I can finally describe Crypto coins in a way that is understandable by everyone. You don’t know how hard it is to describe something that is purely tech in a non-tech means.
Crypto coin is not property or currency in the traditional sense. It isn’t tangible or replicable via casting, printing. Meaning I cannot grab a sheet of paper and draft a new crypto coin and pass it around. Also, you cannot mint a crypto coin through a forge and smelting precious metals.
Crypto coins are a promise of unique value. That is to own a coin, or a part of a coin means that you own something that is very difficult to create a fraudulent copy of and keeps a log of transactions of its activities.
So how does crypto coins have value? They are valued at their uniqueness. There are a finite number of copies of crypto coins, and creating a new crypto coin is painfully difficult, not to ignore expensive. The number of calculations required for a single coin is counted in Terra Hashes per seconds. That is 1,000,000,000,000,000 calculations per second. Meaning it is time-consuming and expensive to mine a new coin. But we know that once this coin is mined, we now can see that it is retaining a value of one of itself. If the coin was easily counterfeited, then it could become valued at 0.5 of itself, and get worst, as the counterfeits are mass produced and distributed.
How is a coin valued against some recognized currency? If you are going to use a coin to buy a service from someone who will only do business with crypto, then you have to work with a vendor that will sell the coins, which then the vendor will be trying to get the most return on the coins or fractions of coins that they own. The common way that the value is established is by the average purchase price by the market.
This means that if you are buying a coin, and it cost you $3000 per coin, then for that moment that coin is worth $3000. However, if the price goes up, usually due to shortages, or down, usually from surplus, then the value of the coin you are holding is equal to the value.
The return on the value of the purchase also applies the same way. Meaning, if I am selling $100 of things via crypto coin, then I am given the fraction of a coin that represents $100. At $500 a coin, that means that I would be given 20% of a coin. I can then sell that coin in an exchange, and get USD out of it, or keep the coin, and use it for a transaction with someone else that uses crypto coins.

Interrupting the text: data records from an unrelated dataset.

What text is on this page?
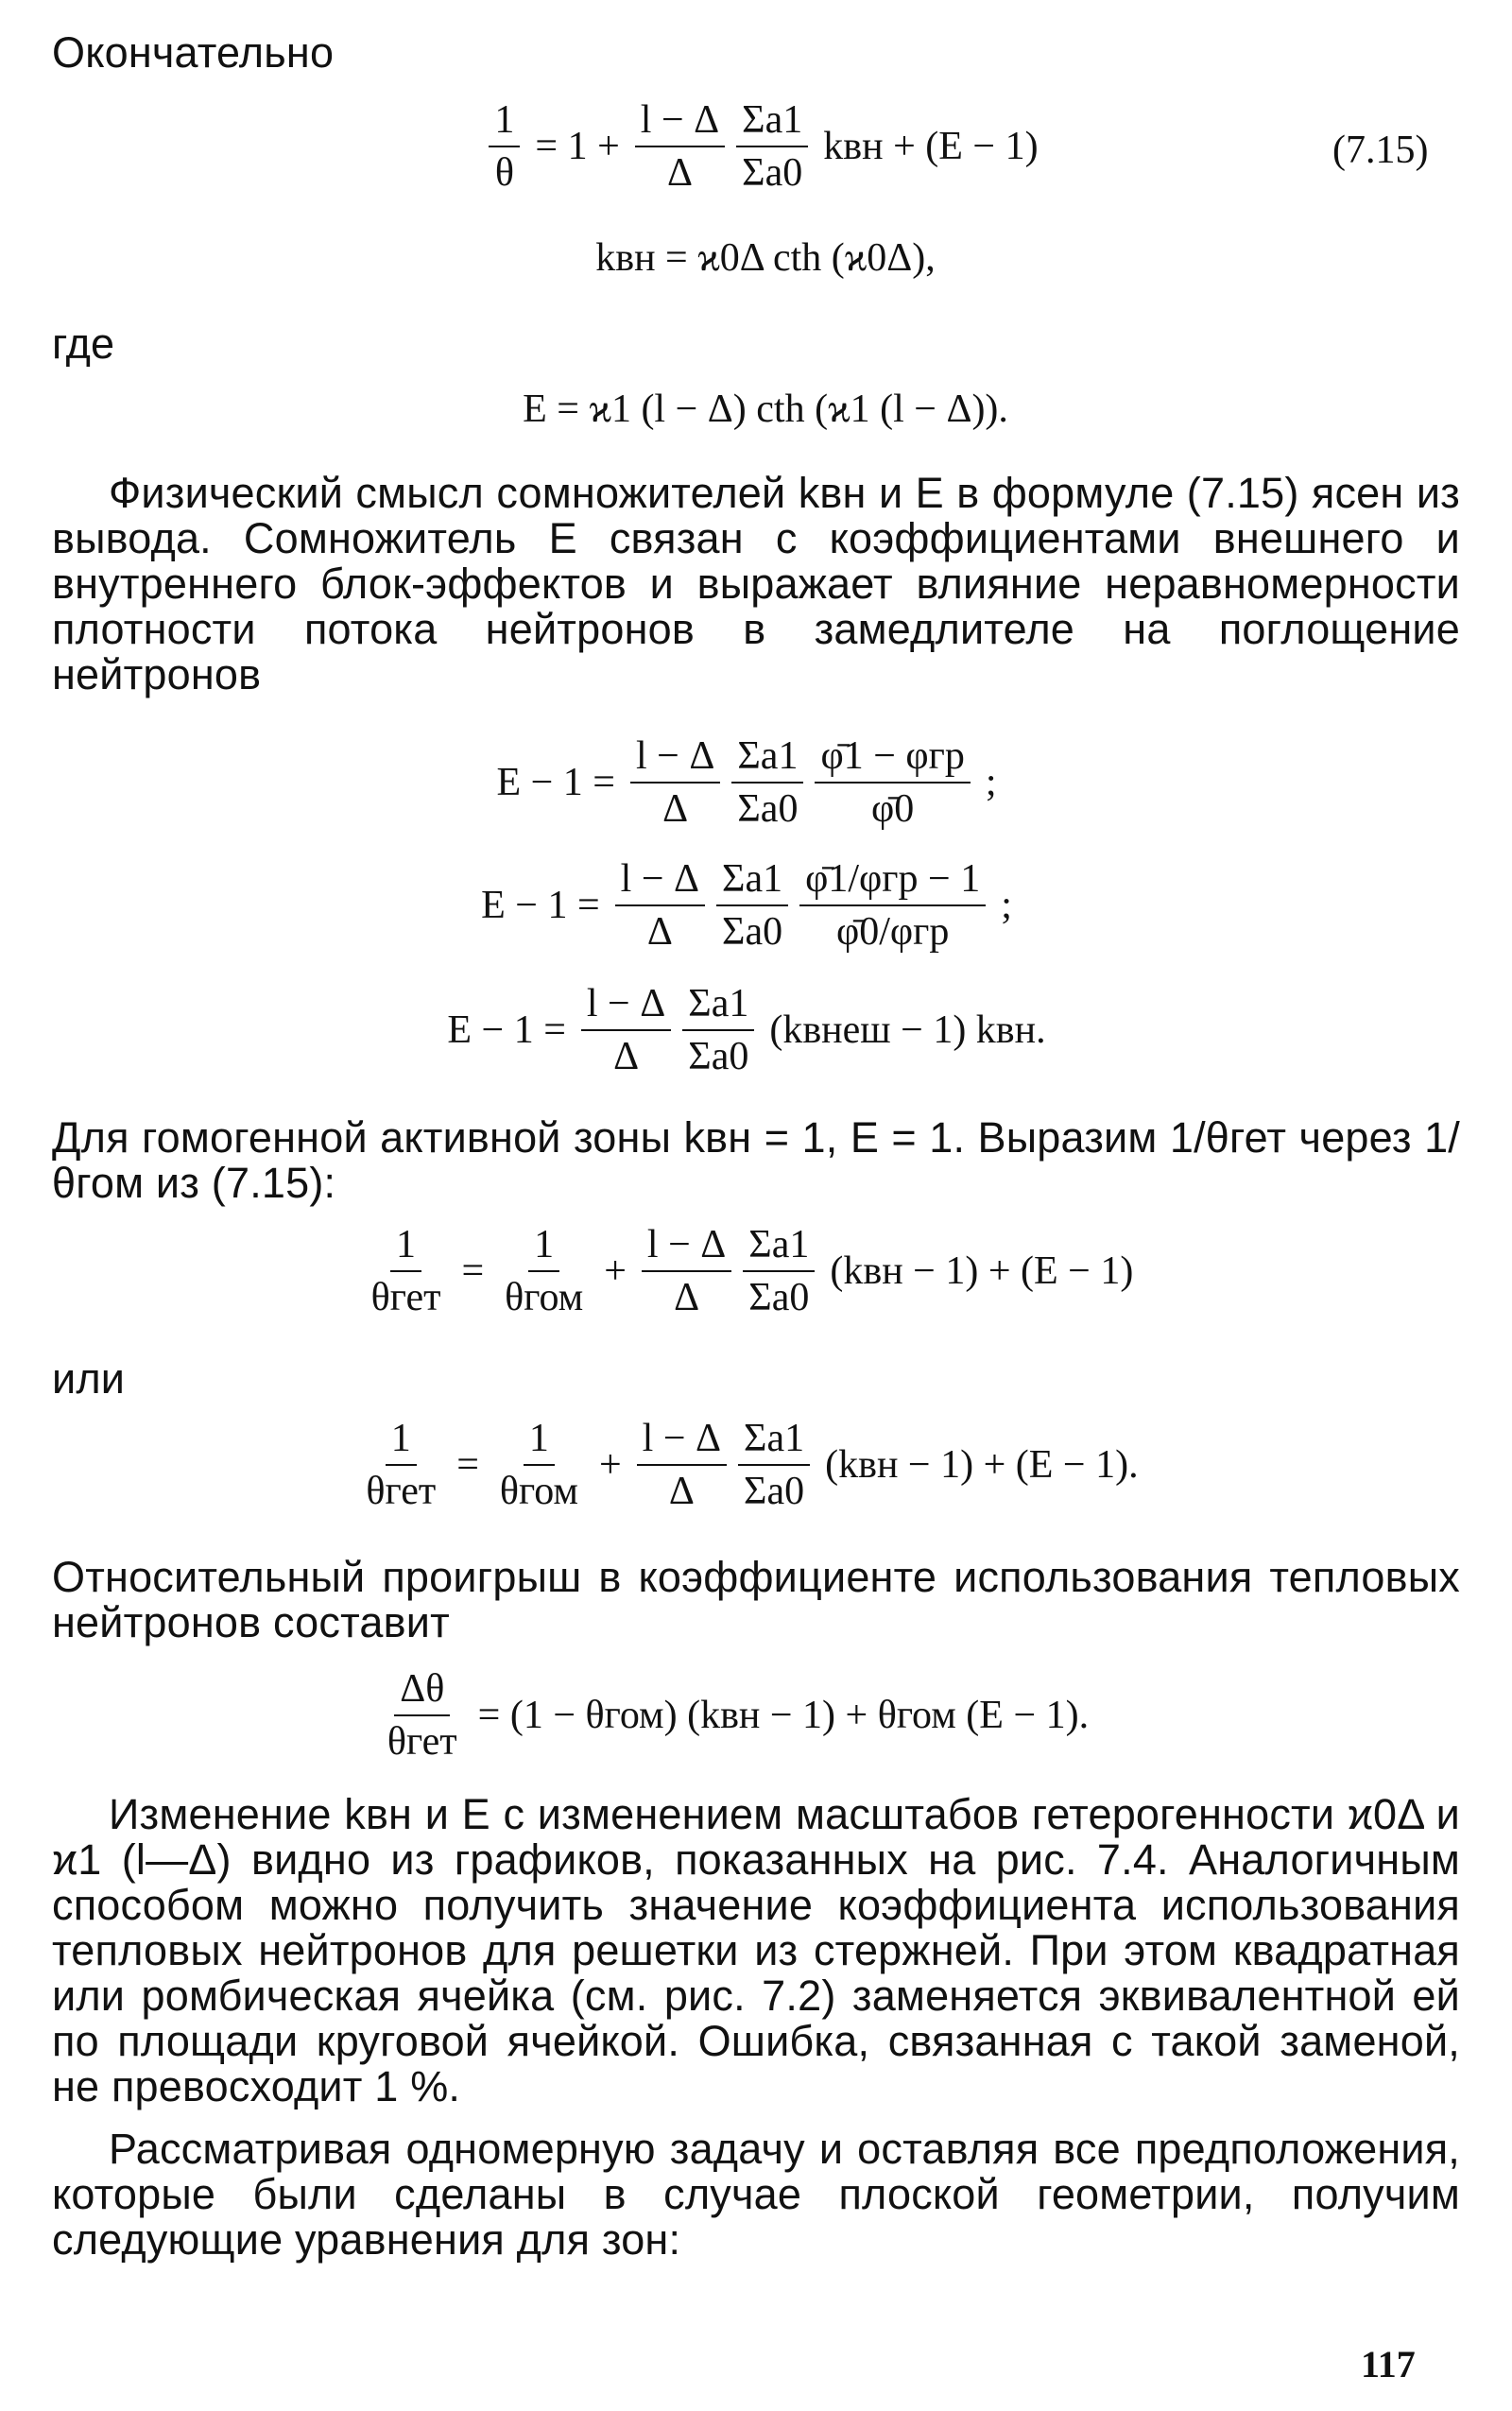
Окончательно
$\frac{1}{\theta} = 1 + \frac{l - \Delta}{\Delta} \frac{\Sigma a1}{\Sigma a0}$ kвн + (E − 1)	(7.15)
kвн = ϰ0Δ cth (ϰ0Δ),
где
E = ϰ1 (l − Δ) cth (ϰ1 (l − Δ)).
Физический смысл сомножителей kвн и E в формуле (7.15) ясен из вывода. Сомножитель E связан с коэффициентами внешнего и внутреннего блок-эффектов и выражает влияние неравномерности плотности потока нейтронов в замедлителе на поглощение нейтронов
$E - 1 = \frac{l - \Delta}{\Delta} \frac{\Sigma a1}{\Sigma a0} \frac{\text{φ̄1 − φгр}}{\varphī0}$ ;
$E - 1 = \frac{l - \Delta}{\Delta} \frac{\Sigma a1}{\Sigma a0} \frac{\text{φ̄1/φгр − 1}}{\text{φ̄0/φгр}}$ ;
$E - 1 = \frac{l - \Delta}{\Delta} \frac{\Sigma a1}{\Sigma a0}$ (kвнеш − 1) kвн.
Для гомогенной активной зоны kвн = 1, E = 1. Выразим 1/θгет через 1/θгом из (7.15):
$\frac{1}{\text{θгет}} = \frac{1}{\text{θгом}} + \frac{l - \Delta}{\Delta} \frac{\Sigma a1}{\Sigma a0} (kвн - 1) + (E - 1)$
или
$\frac{1}{\text{θгет}} = \frac{1}{\text{θгом}} + \frac{l - \Delta}{\Delta} \frac{\Sigma a1}{\Sigma a0} (kвн - 1) + (E - 1)$.
Относительный проигрыш в коэффициенте использования тепловых нейтронов составит
$\frac{\Delta\theta}{\text{θгет}} = (1 - \theta гом) (kвн - 1) + \theta гом$ (E − 1).
Изменение kвн и E с изменением масштабов гетерогенности ϰ0Δ и ϰ1 (l—Δ) видно из графиков, показанных на рис. 7.4. Аналогичным способом можно получить значение коэффициента использования тепловых нейтронов для решетки из стержней. При этом квадратная или ромбическая ячейка (см. рис. 7.2) заменяется эквивалентной ей по площади круговой ячейкой. Ошибка, связанная с такой заменой, не превосходит 1 %.
Рассматривая одномерную задачу и оставляя все предположения, которые были сделаны в случае плоской геометрии, получим следующие уравнения для зон:
117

Since crypto coins are not physical, they are held in a virtual wallet. That is a data storage space on a computer. The computer doesn’t even have to be your computer. You can have wallet services that handle this storage. There are also phone apps that work as wallets. The critical thing to remember is that a wallet for data, made out of data, has to be properly backed up, and all passwords have to be retained. Most wallets are absolutely gone, and lot, if you lose your password and recovery codes. Keep physical backups of these codes in a VERY safe place.
So think of this as having a checking account that is loaded with some precious metal. You can do business with people who also do business with that precious metal. Your checks are recorded into the ledger of your checkbook. However, is most cryptocurrencies get a unique ledger per coin. If a coin is divided up to several fractions of coins, then each fraction shares the same ledger, which is copied and backed up several times, so that each faction has a full record of every other fraction of that original coin. So how much is that coin, or fraction of a coin valued at? It is valued at the value of the precious metal.
In crypto terminology, that precious metal is the complexity of the encryption and unique value of the ledger. So the value comes from how much do people value a ledge or unique transaction more than they want the value of a hard currency.
This is not a perfect analogy, but without creating a longer narrative, or going technical, this is pretty much the best I can describe now.